Foi ainda a arguida condenada a pagar à demandante cível P. C. o montante de € 4.000 a título de indemnização pelos não patrimoniais advindos da sua conduta, acrescida dos juros de mora vencidos, à taxa legal, desde a data da decisão, a título de reparação dos danos causados.

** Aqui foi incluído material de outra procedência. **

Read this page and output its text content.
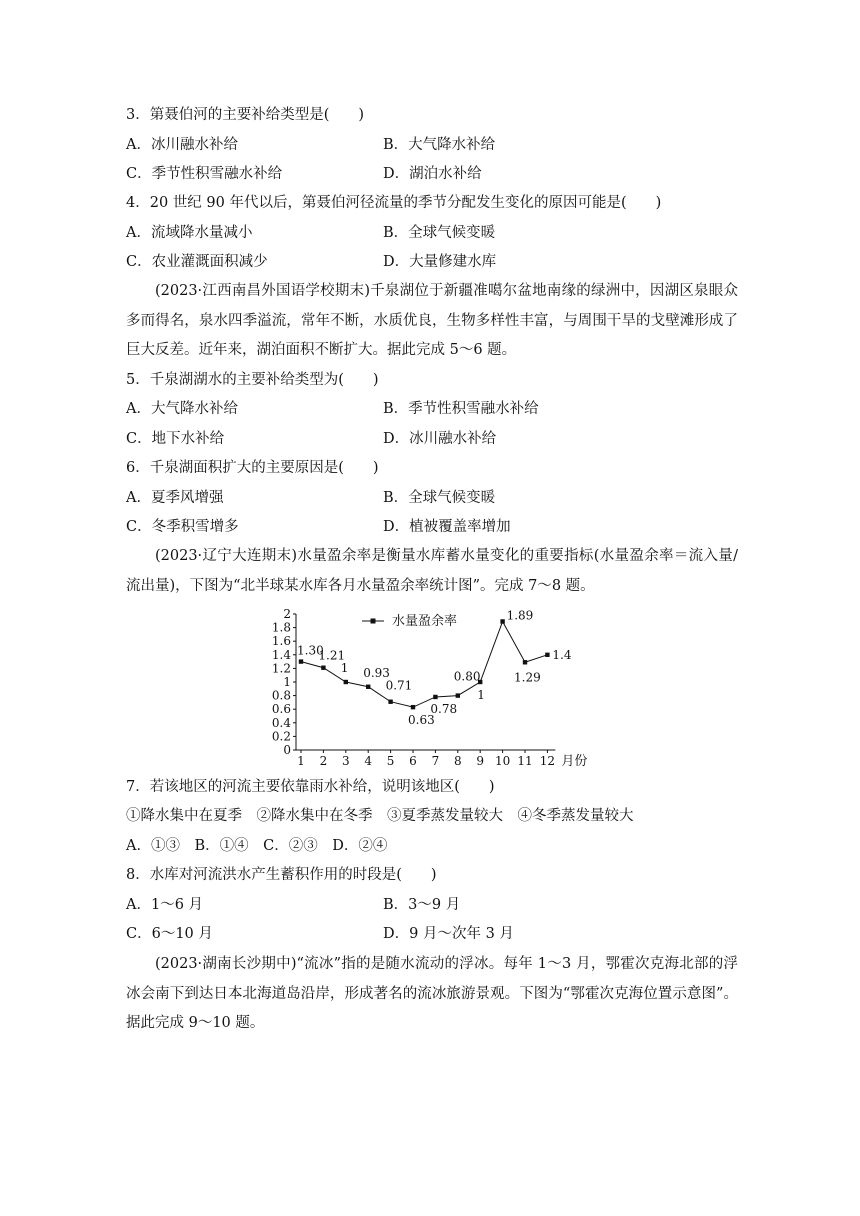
3．第聂伯河的主要补给类型是(　　)
A．冰川融水补给	B．大气降水补给
C．季节性积雪融水补给	D．湖泊水补给
4．20 世纪 90 年代以后，第聂伯河径流量的季节分配发生变化的原因可能是(　　)
A．流域降水量减小	B．全球气候变暖
C．农业灌溉面积减少	D．大量修建水库
(2023·江西南昌外国语学校期末)千泉湖位于新疆准噶尔盆地南缘的绿洲中，因湖区泉眼众多而得名，泉水四季溢流，常年不断，水质优良，生物多样性丰富，与周围干旱的戈壁滩形成了巨大反差。近年来，湖泊面积不断扩大。据此完成 5～6 题。
5．千泉湖湖水的主要补给类型为(　　)
A．大气降水补给	B．季节性积雪融水补给
C．地下水补给	D．冰川融水补给
6．千泉湖面积扩大的主要原因是(　　)
A．夏季风增强	B．全球气候变暖
C．冬季积雪增多	D．植被覆盖率增加
(2023·辽宁大连期末)水量盈余率是衡量水库蓄水量变化的重要指标(水量盈余率＝流入量/流出量)，下图为“北半球某水库各月水量盈余率统计图”。完成 7～8 题。
0
0.2
0.4
0.6
0.8
1
1.2
1.4
1.6
1.8
2
1 2 3 4 5 6 7 8 9 10 11 12 月份
水量盈余率
1.30
1.21
1 0.93
0.71
0.63
0.78
0.80
1
1.89
1.29
1.4
7．若该地区的河流主要依靠雨水补给，说明该地区(　　)
①降水集中在夏季　②降水集中在冬季　③夏季蒸发量较大　④冬季蒸发量较大
A．①③　B．①④　C．②③　D．②④
8．水库对河流洪水产生蓄积作用的时段是(　　)
A．1～6 月	B．3～9 月
C．6～10 月	D．9 月～次年 3 月
(2023·湖南长沙期中)“流冰”指的是随水流动的浮冰。每年 1～3 月，鄂霍次克海北部的浮冰会南下到达日本北海道岛沿岸，形成著名的流冰旅游景观。下图为“鄂霍次克海位置示意图”。据此完成 9～10 题。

*Não se conformando com o decidido, a arguida interpôs recurso, sustentando a sua absolvição pelos crimes de ameaça agravada e de introdução de lugar vedado ao público e subsidiariamente defendeu a excessividade das penas que lhe foram aplicadas, bem como do pedido de indemnização cível em que foi condenada, com a motivação que rematou com as seguintes conclusões: «A. Não cremos que haja praticado factos consentâneos com o perpetrar de crime de ameaça agravada, porquanto, a expressão proferida não poderia ser interpretada restritivamente como o foi por parte do Tribunal, no sentido que lhe foi dado, de que tal representaria uma ameaça de morte ou que viesse futuramente a atentar gravemente contra a sua integridade física; B. Mas de forma lata tais expressões poderiam determinar a intenção de socialmente ou pessoalmente a vexar, ou de diminuir a sua consideração social, da sua vida pública, social; C. Ora, neste sentido cremos, no que ao crime de ameaça diz respeito, que deveria ter sido aplicado o princípio de in dubio pro reo, o qual constitui uma imposição dirigida ao julgador no sentido de se pronunciar de forma favorável ao arguido, quando não tiver certeza sobre os factos decisivos para a decisão da causa, tal como resulta do caso em concreto; D. Não existindo um ónus de prova que recaia sobre os intervenientes processuais e devendo o tribunal investigar autonomamente a verdade, deverá este não desfavorecer o arguido sempre que não logre a prova do facto; E. Isto porque o princípio in dubio pro reo, uma das vertentes que o princípio constitucional da presunção de inocência (art. 32.º, n.º 2, 1.ª parte, da CRP) contempla, impõe uma orientação vinculativa dirigida ao juiz no caso da persistência de uma dúvida sobre os factos e, em tal situação, o tribunal tem de decidir pro reo.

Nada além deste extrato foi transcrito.